Microsoft's strict compatibility requirements for Windows 11 mean that a significant number of PC owners will be unable to upgrade to Windows 11, even on relatively recent hardware. Meanwhile, the company has spread the message that installing Windows 11 on an unsupported PC means it won't be supported and won't be entitled to receive updates in the future.
Which raises the question: If you do a clean install of Windows 11 on an incompatible PC, is your PC really in danger of getting cut off from monthly security updates some day?
Allow me to answer that question with a question: Have you ever heard of FUD? The acronym, short for "fear, uncertainty, and doubt," has been around a long time, but it was popularized in the 1970s as a way of describing how the giant IBM Corporation discouraged its customers from even considering competing products.
FUD is a classic marketing technique used when there's no good technical argument to make against the choice that the customer is contemplating. It's odd, though, to see an example like this, in which the giant Microsoft Corporation is using FUD to discourage customers from installing one of its own products.

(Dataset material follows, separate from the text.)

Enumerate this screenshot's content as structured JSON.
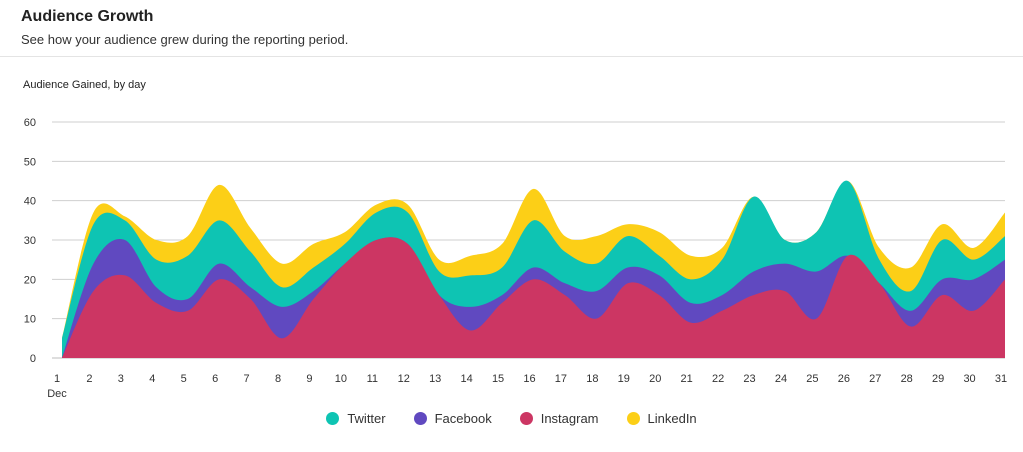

Installing Windows 11 on this PC is not recommended and may result in compatibility issues. If you proceed with installing Windows 11, your PC will no longer be supported and won't be entitled to receive updates. Damages to your PC due to lack of compatibility aren't covered under the manufacturer warranty. [emphasis added]
This is, of course, the business-school version of "Gee, nice PC you got there. Be a shame if something happened to it." But it really doesn't say that Microsoft is going to cut off your access to updates; it simply says your PC is no longer supported and you're no longer "entitled" to those updates. That word is a tell on Microsoft's part, disclaiming legal responsibility without actually saying what it will do.
In fact, it would require an awful lot of work on Microsoft's part to configure its update servers to reject requests from PCs based on such detailed configuration information. Doing so would run a risk of snagging customers with valid installations, and it would needlessly anger customers who were otherwise having a perfectly good experience with Windows 11.
Instead, that language is a way of convincing timid customers to retire those old PCs in favor of shiny new ones, thereby choosing the option that puts fresh revenue in the pockets of Microsoft and its OEM partners.
As for the "supported PC" part of that warning, well... Microsoft doesn't directly support Windows PCs anyway. The OEMs that build and sell computers are the ones who have that responsibility. So don't be intimidated by what is, in fact, pretty much an empty threat
This sort of confusion isn't without precedent. Back in the days before Windows 10 launched, Windows skeptics were convinced that Microsoft was going to pull the rug out from updates based on some confusing language about the "supported lifetime of the device." One Windows pundit (with a track record of being wrong about, well, everything) even claimed Microsoft was going to start charging Windows 10 customers for updates within two years.
It's possible, of course, that some future Windows update will cause performance and reliability issues on older PCs, but the idea that Microsoft will punish its customers for following a documented upgrade deployment procedure is, in my opinion, highly unlikely.